Although limiting temperature in the long run brings more benefits than global temperatures rising 3°C, 4°C, or 5°C permanently, overshooting has severe downsides, according to the latest report. Glaciers that supply water to millions of people, coral reefs that are among the most biodiverse ecosystems on Earth, and storm-abating wetlands will be lost and won’t be recovered after temperatures rebound.
Recent work suggests financial advantages to avoiding overshoot: Global gross domestic product (GDP) will be up to 2% larger by the end of the century with no overshoot, according to a paper in Nature Climate Change last year. GDP would grow faster in the second half of the century because carbon prices would relax and less money would go toward mitigating climate change, leading to “far larger” long-term growth than the short-term GDP dampening required to avoid overshoot.
“Overshoot isn’t a solution—it’s a mistake,” said NASA climate scientist Kate Marvel, who was not involved in the report.
No Substitute for Reducing Emissions
“There are smart ways of doing carbon dioxide removal, and the technology is rapidly advancing. We absolutely need to remove carbon dioxide from the atmosphere to meet our targets,” Marvel said. “But we also need to cut emissions as quickly as possible. There is no substitute for this, and we can’t rely on our future civilization adopting large-scale negative emissions to clean up our mess.”
Overshooting would erase “ecosystems that are absolutely critical to underpinning the livelihoods of often the most vulnerable [people] in the world,” said Debra Roberts, a cochair of IPCC Working Group II, which wrote the latest report.

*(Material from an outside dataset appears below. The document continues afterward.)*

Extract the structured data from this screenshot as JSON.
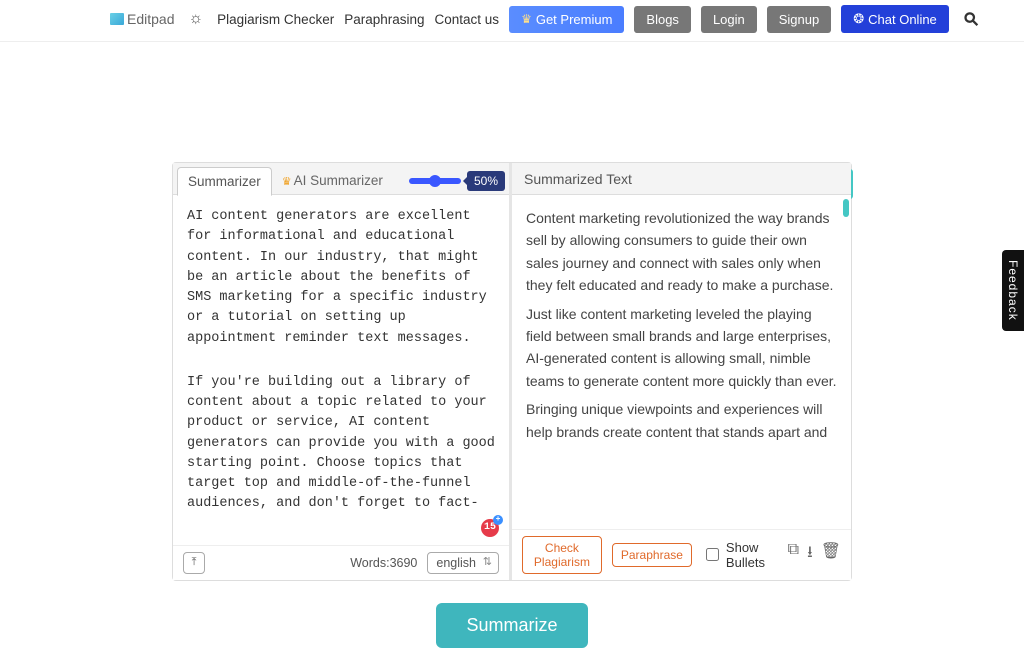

To avoid overshoot, humans need to reduce emissions by 45% by 2030 and achieve net zero emissions by 2050. Current global commitments show emissions rising almost 14% this decade, according to U.N. Secretary-General António Guterres.
Although avoiding overshoots is more expensive in the short term, it “will leave us better off.”
Although avoiding overshoots is more expensive in the short term because it involves stronger cuts to fossil fuels, it “will leave us better off in the long-run as we avoid costly net-negative emissions in the future,” wrote climate stabilization researcher Daniel Johansson at Chalmers University of Technology in Sweden last year in Nature Climate Change.
The risk of heat waves becoming more frequent and longer “increases much more rapidly with temperature overshoot than without,” said Laurent Drouet, who did not participate in the IPCC report. Drouet is the author of a recent study on the risks of overshoot published in Nature Climate Change.
Overshoot could also kick off harmful feedback loops that would release more greenhouse gases. Natural ecosystems like permafrost store vast amounts of carbon in the ground; warming temperatures could start a self-propelling thaw cycle that would be likely impossible to stop.
Required: Bold and Rapid Action
The IPCC report notes that overshoot consequences are less severe with shorter durations of overshoot and lower temperature levels of overshoot.
What can be done to avoid overshoot? Ending coal use and investing in renewable energy are two immediate solutions. Lack of societal and political will is one of the largest roadblocks to change, according to the report.
“It’s important that we ourselves educate ourselves about the challenges we face,” said Roberts, “and make those priorities known more broadly in society and to our leadership in order to encourage the political will that’s necessary to take the bold and rapid action required in this decade.”